Discover how we implemented multiple algorithms with step-by-step recording, state persistence, and interactive history.
To allow users to navigate through time, we record a "snapshot" of the array and the visual state (active/swapping/sorted indices) at every meaningful point in the algorithm.
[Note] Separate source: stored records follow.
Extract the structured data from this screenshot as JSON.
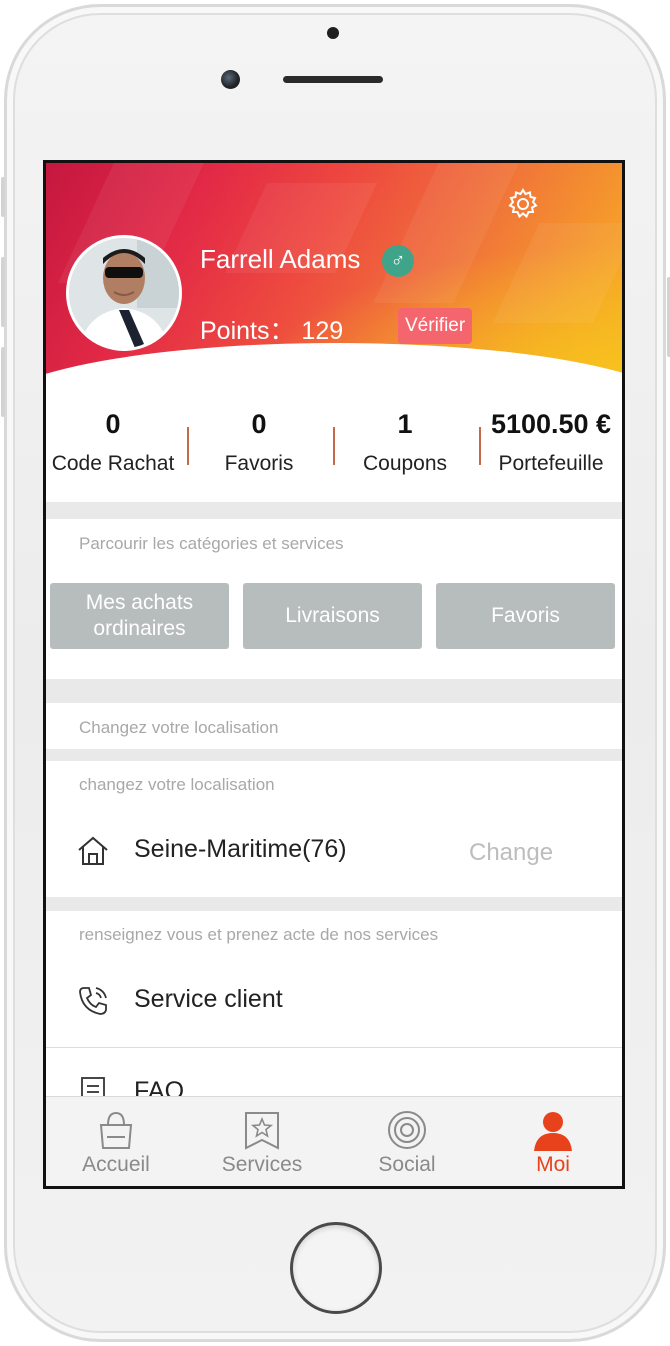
{
  "profile": {
    "name": "Farrell Adams",
    "points_text": "Points： 129",
    "verify_label": "Vérifier"
  },
  "stats": [
    {
      "value": "0",
      "label": "Code Rachat"
    },
    {
      "value": "0",
      "label": "Favoris"
    },
    {
      "value": "1",
      "label": "Coupons"
    },
    {
      "value": "5100.50 €",
      "label": "Portefeuille"
    }
  ],
  "categories": {
    "header": "Parcourir les catégories  et services",
    "buttons": [
      {
        "label": "Mes achats ordinaires"
      },
      {
        "label": "Livraisons"
      },
      {
        "label": "Favoris"
      }
    ]
  },
  "location": {
    "section_title": "Changez votre localisation",
    "subtitle": "changez votre localisation",
    "value": "Seine-Maritime(76)",
    "change_label": "Change"
  },
  "services": {
    "subtitle": "renseignez vous et prenez acte de nos services",
    "items": [
      {
        "label": "Service client",
        "icon": "phone-icon"
      },
      {
        "label": "FAQ",
        "icon": "document-icon"
      }
    ]
  },
  "tabs": [
    {
      "label": "Accueil",
      "icon": "shopping-bag-icon",
      "active": false
    },
    {
      "label": "Services",
      "icon": "star-bookmark-icon",
      "active": false
    },
    {
      "label": "Social",
      "icon": "target-icon",
      "active": false
    },
    {
      "label": "Moi",
      "icon": "person-icon",
      "active": true
    }
  ],
  "colors": {
    "accent": "#e8421c",
    "header_gradient_start": "#c5173f",
    "header_gradient_end": "#f7b423",
    "verify_button": "#f5656d",
    "gender_badge": "#3fa48a",
    "category_button": "#b7bcbd"
  }
}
function addStep(snapshot) { steps.push({ array: [...snapshot.array], activeIndices: [...(snapshot.activeIndices || [])], swappingIndices: [...(snapshot.swappingIndices || [])], sortedIndices: [...(snapshot.sortedIndices || [])], description: snapshot.description || "" }); currentStep = steps.length - 1; updateStats(); }
We implemented six different algorithms. Here's a look at the Quick Sort partition implementation with visualization hooks:
async function partition(arr, low, high) { let pivot = arr[high]; addStep({ array: arr, activeIndices: [high], description: `Choosing pivot: ${pivot}` }); let i = (low - 1); for (let j = low; j <= high - 1; j++) { if (arr[j] < pivot) { i++; [arr[i], arr[j]] = [arr[j], arr[i]]; addStep({ array: arr, swappingIndices: [i, j], description: "Swapping elements" }); } } // ... pivot placement logic }
The entire state, including all recorded steps and the current viewing position, is
saved to the browser's localStorage so you don't lose progress on refresh.
function saveToStorage() { localStorage.setItem('sorting_data', JSON.stringify({ array, steps, currentStep, algorithm: document.getElementById('algorithmSelect').value })); }
Bubble / Selection / Insertion
O(n²) - Simple but slow for large datasets. Good for small or nearly sorted arrays.
Merge / Quick Sort
O(n log n) - Highly efficient "Divide & Conquer" algorithms used in production environments.
Shell Sort
O(n log² n) - A gap-based improvement over Insertion Sort that bridges the gap between simple and advanced sorts.